Principal Investigator: Usha Pendurthi, PhD
Institution: The University of Texas Health Science Center at Tyler
Title of Project: Endothelial Cell Protein C Receptor Attenuates Mesothelioma Progression
Description: Malignant mesothelioma is an aggressive cancer of the mesothelium, a thin membrane that covers and provides protection to our vital internal organs. The main culprit for the development of mesothelioma is the inhalation of asbestos. As the result of a long latency period (20 to 60 years) and widespread exposure of asbestos in the past decades, the incidence of malignant pleural mesothelioma (MPM) is expected to continue into the near future. MPM is an exceedingly difficult disease to treat with no effective therapy available. An improvement in the knowledge of the disease will allow for the development of new and target-specific therapeutic agents. Preliminary studies conducted in mice in our lab show that if we introduce the expression of a specific protein in to tumor cells that is commonly present on normal mesothelium but lost its expression in cancer cells, the tumors stopped growing completely (this protein is a part of natural anticoagulant pathway, known as endothelial cell protein C receptor or EPCR). This new finding suggests that EPCR acts as a tumor suppressor. The gene expression profiling of EPCR expressing tumor cells and tumor cells lacking EPCR revealed that EPCR reduced the expression of cancer promoting genes while increasing the expression cancer suppressive genes. We plan to utilize this new information to identify the mechanism by which EPCR suppresses tumor growth and to determine the therapeutic potential of this protein.

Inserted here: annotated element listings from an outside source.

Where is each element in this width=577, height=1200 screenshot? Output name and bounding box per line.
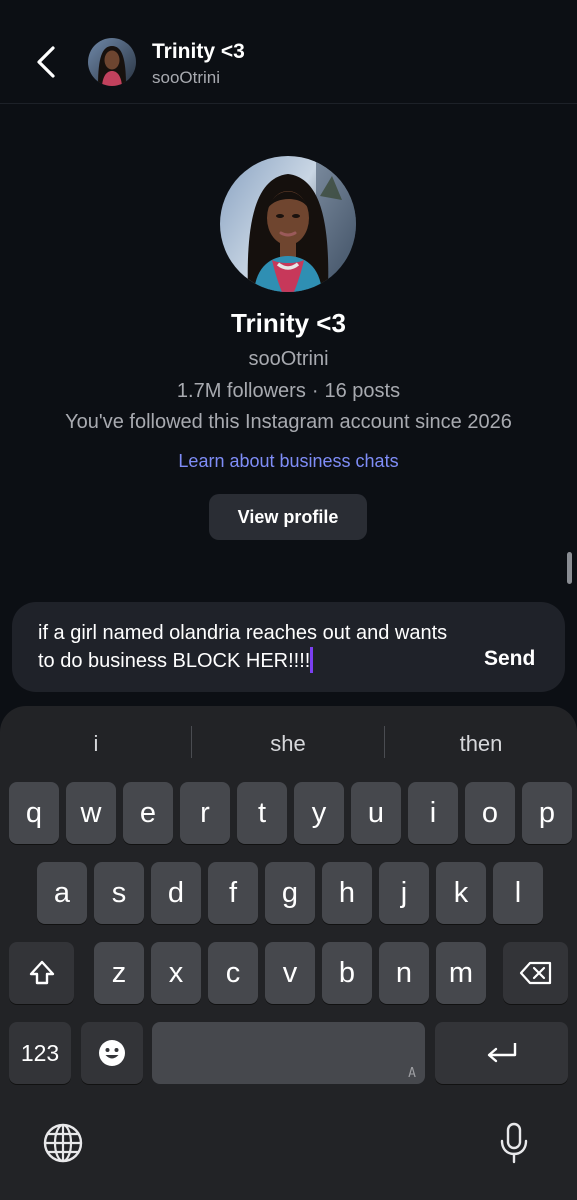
profile-handle: sooOtrini — [248, 348, 329, 370]
text-caret — [310, 647, 314, 673]
shift-key[interactable] — [9, 942, 74, 1004]
backspace-icon — [519, 961, 551, 985]
scrollbar[interactable] — [567, 552, 572, 584]
key-t[interactable]: t — [237, 782, 287, 844]
key-d[interactable]: d — [151, 862, 201, 924]
view-profile-button[interactable]: View profile — [209, 494, 367, 540]
send-button[interactable]: Send — [484, 647, 535, 671]
numbers-key[interactable]: 123 — [9, 1022, 71, 1084]
key-j[interactable]: j — [379, 862, 429, 924]
followers-count: 1.7M followers — [176, 380, 306, 402]
key-f[interactable]: f — [208, 862, 258, 924]
space-key-hint: A — [408, 1066, 416, 1081]
message-input[interactable]: if a girl named olandria reaches out and… — [38, 620, 458, 675]
keyboard: i she then q w e r t y u i o p a s d f g… — [0, 706, 577, 1200]
key-e[interactable]: e — [123, 782, 173, 844]
key-w[interactable]: w — [66, 782, 116, 844]
key-p[interactable]: p — [522, 782, 572, 844]
profile-stats: 1.7M followers · 16 posts — [0, 380, 577, 403]
key-y[interactable]: y — [294, 782, 344, 844]
suggestion-2[interactable]: she — [192, 724, 384, 764]
message-composer[interactable]: if a girl named olandria reaches out and… — [12, 602, 565, 692]
posts-count: 16 posts — [324, 380, 401, 402]
key-i[interactable]: i — [408, 782, 458, 844]
key-x[interactable]: x — [151, 942, 201, 1004]
key-g[interactable]: g — [265, 862, 315, 924]
key-q[interactable]: q — [9, 782, 59, 844]
emoji-key[interactable] — [81, 1022, 143, 1084]
header-handle: sooOtrini — [152, 68, 221, 87]
stats-separator: · — [311, 380, 319, 402]
microphone-icon — [500, 1122, 528, 1164]
suggestion-3[interactable]: then — [385, 724, 577, 764]
profile-avatar[interactable] — [220, 156, 356, 292]
emoji-icon — [99, 1040, 125, 1066]
return-icon — [487, 1043, 516, 1063]
business-chats-link[interactable]: Learn about business chats — [0, 451, 577, 472]
message-input-text: if a girl named olandria reaches out and… — [38, 622, 448, 672]
key-u[interactable]: u — [351, 782, 401, 844]
key-a[interactable]: a — [37, 862, 87, 924]
suggestion-1[interactable]: i — [0, 724, 192, 764]
followed-since-text: You've followed this Instagram account s… — [65, 411, 512, 433]
key-m[interactable]: m — [436, 942, 486, 1004]
dm-screen: Trinity <3 sooOtrini Trinity <3 sooOtrin… — [0, 0, 577, 1200]
header-name[interactable]: Trinity <3 — [152, 40, 245, 64]
header-avatar[interactable] — [88, 38, 136, 86]
key-r[interactable]: r — [180, 782, 230, 844]
key-v[interactable]: v — [265, 942, 315, 1004]
key-s[interactable]: s — [94, 862, 144, 924]
chat-header: Trinity <3 sooOtrini — [0, 0, 577, 104]
space-key[interactable]: A — [152, 1022, 425, 1084]
key-z[interactable]: z — [94, 942, 144, 1004]
shift-icon — [29, 960, 54, 985]
globe-icon — [43, 1123, 83, 1163]
globe-button[interactable] — [40, 1120, 86, 1166]
key-c[interactable]: c — [208, 942, 258, 1004]
return-key[interactable] — [435, 1022, 568, 1084]
key-n[interactable]: n — [379, 942, 429, 1004]
key-k[interactable]: k — [436, 862, 486, 924]
chevron-left-icon — [37, 46, 55, 78]
backspace-key[interactable] — [503, 942, 568, 1004]
dictation-button[interactable] — [492, 1118, 536, 1168]
profile-name: Trinity <3 — [231, 308, 346, 338]
back-button[interactable] — [26, 40, 66, 84]
key-h[interactable]: h — [322, 862, 372, 924]
key-b[interactable]: b — [322, 942, 372, 1004]
key-l[interactable]: l — [493, 862, 543, 924]
key-o[interactable]: o — [465, 782, 515, 844]
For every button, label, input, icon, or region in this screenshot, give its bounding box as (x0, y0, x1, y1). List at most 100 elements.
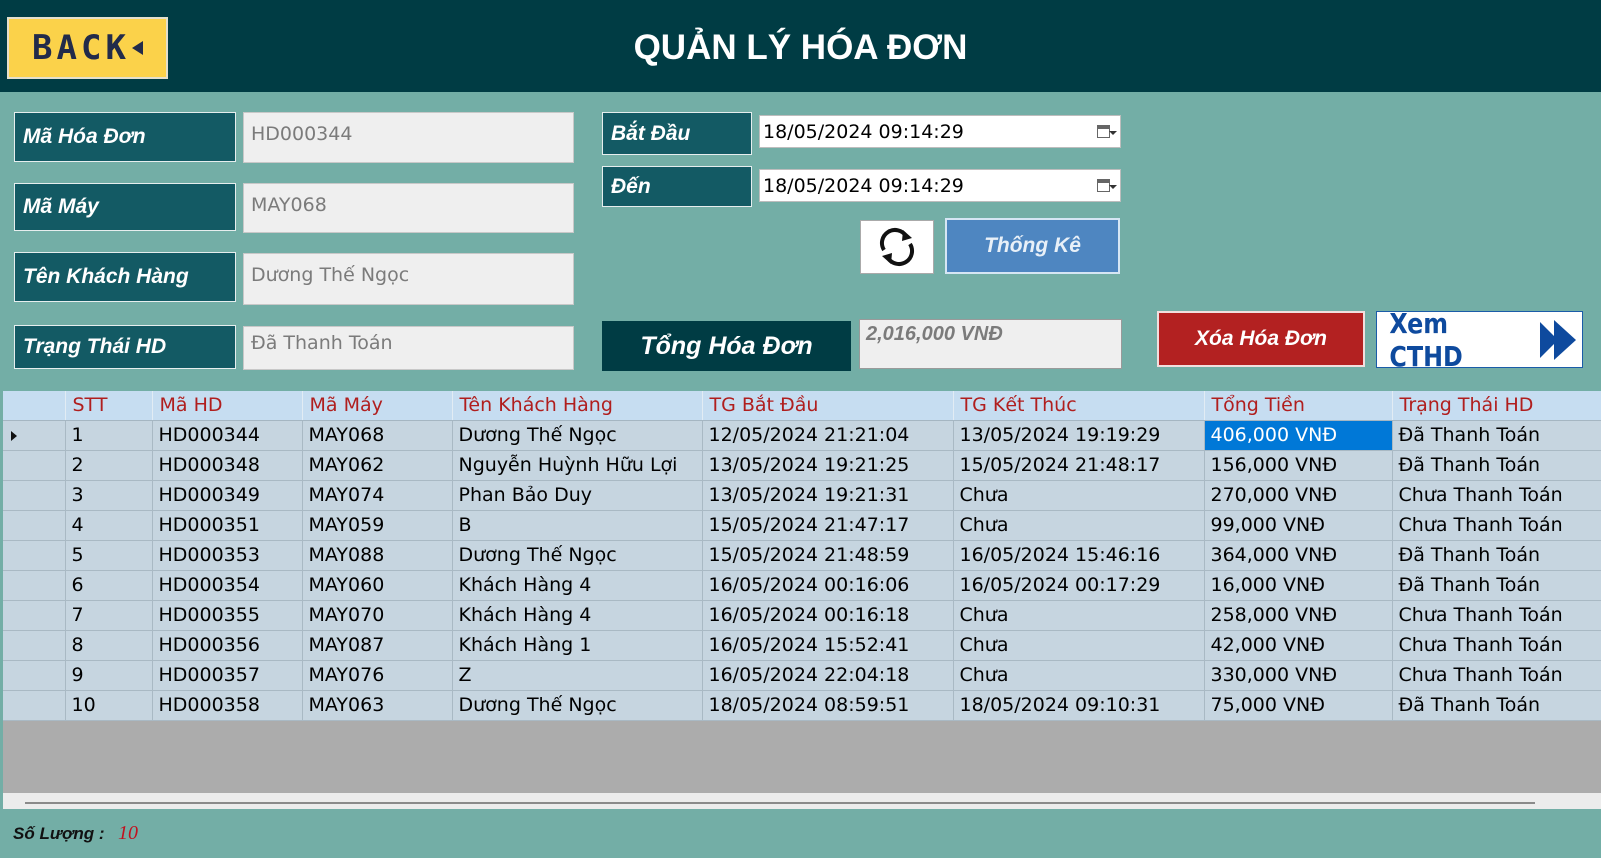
bat-dau-datepicker[interactable]: 18/05/2024 09:14:29 (759, 115, 1121, 148)
ten-khach-hang-field[interactable]: Dương Thế Ngọc (243, 253, 574, 305)
cell-stt[interactable]: 8 (65, 630, 153, 661)
cell-ten-khach-hang[interactable]: Dương Thế Ngọc (452, 690, 703, 721)
row-header[interactable] (3, 660, 66, 691)
cell-ma-hd[interactable]: HD000349 (152, 480, 303, 511)
cell-tg-bat-dau[interactable]: 13/05/2024 19:21:31 (702, 480, 954, 511)
cell-stt[interactable]: 3 (65, 480, 153, 511)
cell-trang-thai-hd[interactable]: Đã Thanh Toán (1392, 540, 1601, 571)
cell-stt[interactable]: 6 (65, 570, 153, 601)
cell-trang-thai-hd[interactable]: Đã Thanh Toán (1392, 420, 1601, 451)
row-header[interactable] (3, 630, 66, 661)
table-row[interactable]: 9 HD000357 MAY076 Z 16/05/2024 22:04:18 Chưa 3… (3, 660, 1601, 691)
cell-tg-bat-dau[interactable]: 12/05/2024 21:21:04 (702, 420, 954, 451)
cell-ten-khach-hang[interactable]: Phan Bảo Duy (452, 480, 703, 511)
table-row[interactable]: 3 HD000349 MAY074 Phan Bảo Duy 13/05/2024 19… (3, 480, 1601, 511)
cell-tong-tien[interactable]: 99,000 VNĐ (1204, 510, 1393, 541)
cell-ten-khach-hang[interactable]: Z (452, 660, 703, 691)
cell-ten-khach-hang[interactable]: Khách Hàng 4 (452, 570, 703, 601)
cell-tg-ket-thuc[interactable]: 16/05/2024 15:46:16 (953, 540, 1205, 571)
cell-trang-thai-hd[interactable]: Đã Thanh Toán (1392, 570, 1601, 601)
cell-ma-hd[interactable]: HD000356 (152, 630, 303, 661)
cell-ma-may[interactable]: MAY088 (302, 540, 453, 571)
cell-ten-khach-hang[interactable]: Dương Thế Ngọc (452, 540, 703, 571)
row-header[interactable] (3, 570, 66, 601)
chevron-down-icon[interactable] (1109, 185, 1117, 189)
cell-ma-hd[interactable]: HD000351 (152, 510, 303, 541)
cell-tg-bat-dau[interactable]: 16/05/2024 15:52:41 (702, 630, 954, 661)
cell-tg-ket-thuc[interactable]: Chưa (953, 660, 1205, 691)
cell-ma-may[interactable]: MAY087 (302, 630, 453, 661)
cell-tg-bat-dau[interactable]: 16/05/2024 22:04:18 (702, 660, 954, 691)
cell-tg-bat-dau[interactable]: 16/05/2024 00:16:18 (702, 600, 954, 631)
chevron-down-icon[interactable] (1109, 131, 1117, 135)
row-header[interactable] (3, 420, 66, 451)
table-row[interactable]: 7 HD000355 MAY070 Khách Hàng 4 16/05/2024 00… (3, 600, 1601, 631)
cell-stt[interactable]: 7 (65, 600, 153, 631)
cell-tg-ket-thuc[interactable]: 16/05/2024 00:17:29 (953, 570, 1205, 601)
column-header-trang-thai-hd[interactable]: Trạng Thái HD (1392, 391, 1601, 421)
cell-ma-hd[interactable]: HD000348 (152, 450, 303, 481)
row-header[interactable] (3, 510, 66, 541)
table-row[interactable]: 2 HD000348 MAY062 Nguyễn Huỳnh Hữu Lợi 13/05… (3, 450, 1601, 481)
cell-ma-hd[interactable]: HD000358 (152, 690, 303, 721)
column-header-stt[interactable]: STT (65, 391, 153, 421)
thong-ke-button[interactable]: Thống Kê (945, 218, 1120, 274)
table-row[interactable]: 6 HD000354 MAY060 Khách Hàng 4 16/05/2024 00… (3, 570, 1601, 601)
cell-ma-hd[interactable]: HD000353 (152, 540, 303, 571)
cell-ma-may[interactable]: MAY070 (302, 600, 453, 631)
cell-ma-hd[interactable]: HD000357 (152, 660, 303, 691)
cell-trang-thai-hd[interactable]: Chưa Thanh Toán (1392, 480, 1601, 511)
horizontal-scrollbar[interactable] (3, 793, 1601, 809)
cell-ma-hd[interactable]: HD000344 (152, 420, 303, 451)
cell-trang-thai-hd[interactable]: Chưa Thanh Toán (1392, 660, 1601, 691)
row-header[interactable] (3, 540, 66, 571)
cell-stt[interactable]: 4 (65, 510, 153, 541)
row-header[interactable] (3, 480, 66, 511)
column-header-tong-tien[interactable]: Tổng Tiền (1204, 391, 1393, 421)
cell-ma-may[interactable]: MAY074 (302, 480, 453, 511)
cell-ma-may[interactable]: MAY060 (302, 570, 453, 601)
table-row[interactable]: 5 HD000353 MAY088 Dương Thế Ngọc 15/05/2024 … (3, 540, 1601, 571)
cell-ma-may[interactable]: MAY068 (302, 420, 453, 451)
cell-ten-khach-hang[interactable]: B (452, 510, 703, 541)
cell-tg-ket-thuc[interactable]: Chưa (953, 600, 1205, 631)
cell-tg-ket-thuc[interactable]: 15/05/2024 21:48:17 (953, 450, 1205, 481)
cell-ma-may[interactable]: MAY076 (302, 660, 453, 691)
cell-tg-bat-dau[interactable]: 15/05/2024 21:47:17 (702, 510, 954, 541)
view-invoice-detail-button[interactable]: Xem CTHD (1376, 307, 1583, 373)
cell-ma-may[interactable]: MAY062 (302, 450, 453, 481)
table-row[interactable]: 8 HD000356 MAY087 Khách Hàng 1 16/05/2024 15… (3, 630, 1601, 661)
cell-tg-bat-dau[interactable]: 18/05/2024 08:59:51 (702, 690, 954, 721)
trang-thai-field[interactable]: Đã Thanh Toán (243, 326, 574, 370)
cell-ten-khach-hang[interactable]: Dương Thế Ngọc (452, 420, 703, 451)
cell-trang-thai-hd[interactable]: Đã Thanh Toán (1392, 450, 1601, 481)
cell-trang-thai-hd[interactable]: Đã Thanh Toán (1392, 690, 1601, 721)
cell-tg-bat-dau[interactable]: 13/05/2024 19:21:25 (702, 450, 954, 481)
table-row[interactable]: 4 HD000351 MAY059 B 15/05/2024 21:47:17 Chưa 9… (3, 510, 1601, 541)
cell-ma-may[interactable]: MAY059 (302, 510, 453, 541)
cell-tg-bat-dau[interactable]: 16/05/2024 00:16:06 (702, 570, 954, 601)
cell-tg-ket-thuc[interactable]: 13/05/2024 19:19:29 (953, 420, 1205, 451)
cell-ten-khach-hang[interactable]: Khách Hàng 4 (452, 600, 703, 631)
cell-stt[interactable]: 2 (65, 450, 153, 481)
cell-tg-ket-thuc[interactable]: Chưa (953, 480, 1205, 511)
cell-stt[interactable]: 1 (65, 420, 153, 451)
row-header[interactable] (3, 690, 66, 721)
cell-stt[interactable]: 5 (65, 540, 153, 571)
column-header-ten-khach-hang[interactable]: Tên Khách Hàng (452, 391, 703, 421)
column-header-tg-bat-dau[interactable]: TG Bắt Đầu (702, 391, 954, 421)
cell-tong-tien[interactable]: 406,000 VNĐ (1204, 420, 1393, 451)
cell-tg-ket-thuc[interactable]: 18/05/2024 09:10:31 (953, 690, 1205, 721)
cell-trang-thai-hd[interactable]: Chưa Thanh Toán (1392, 630, 1601, 661)
cell-tong-tien[interactable]: 42,000 VNĐ (1204, 630, 1393, 661)
cell-ten-khach-hang[interactable]: Nguyễn Huỳnh Hữu Lợi (452, 450, 703, 481)
table-row[interactable]: 1 HD000344 MAY068 Dương Thế Ngọc 12/05/2024 … (3, 420, 1601, 451)
invoice-grid[interactable]: STT Mã HD Mã Máy Tên Khách Hàng TG Bắt Đầu TG… (3, 391, 1601, 793)
cell-tong-tien[interactable]: 258,000 VNĐ (1204, 600, 1393, 631)
row-header[interactable] (3, 450, 66, 481)
cell-tg-bat-dau[interactable]: 15/05/2024 21:48:59 (702, 540, 954, 571)
cell-ten-khach-hang[interactable]: Khách Hàng 1 (452, 630, 703, 661)
cell-tong-tien[interactable]: 156,000 VNĐ (1204, 450, 1393, 481)
cell-stt[interactable]: 9 (65, 660, 153, 691)
column-header-ma-may[interactable]: Mã Máy (302, 391, 453, 421)
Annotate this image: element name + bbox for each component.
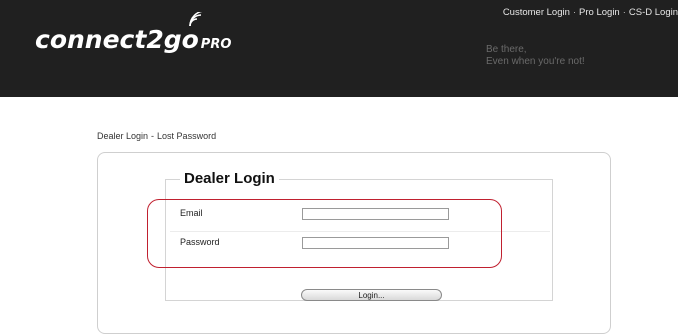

Principal Investigator: Elisa Giovannetti, MD, PhD
The Law Offices of Peter G. Angelos Greant
Institution: VU University Medical Center
Title of Project: Novel lactate dehydrogenase inhibitors for the treatment of mesothelioma.
Description: MPM is a severely hypoxic malignancy and hypoxia acts as a driving force in proliferation, invasion and chemoresistance. A major consequence of intra-tumoral hypoxia is the metabolic switch from oxidative phosphorylation to increased anaerobic glycolysis, which is required for tumor proliferation at low levels of oxygen and nutrients. As a result of these changes, cancer cells take up glucose and increase the concentration of lactate through lactate dehydrogenase A (LDH-A), which is a key factor in hypoxic adaptation and has been associated to tumor cells viability. Therefore, the present study is aimed at investigating the therapeutic potential of the inhibition of LDH-A to overcome MPM aggressive behaviour and chemoresistance.  To address this aim, we recently developed a series of novel N-hydroxyindole-based inhibitors, which displayed a good anti-proliferative activity against different tumor cells, including MPM cells. To further evaluate their potential novel therapeutics in MPM, we will evaluate their effects on cell growth, invasion, gene expression and kinase activity using appropriate experimental models, including normal, and malignant pleural mesothelioma cells, spheroids, and bioluminescent in vivo MPM models, in normoxic and hypoxic conditions.  As such this project will help to accelerate new drug discovery and have an associated legacy with respect to supporting future trials development in MPM.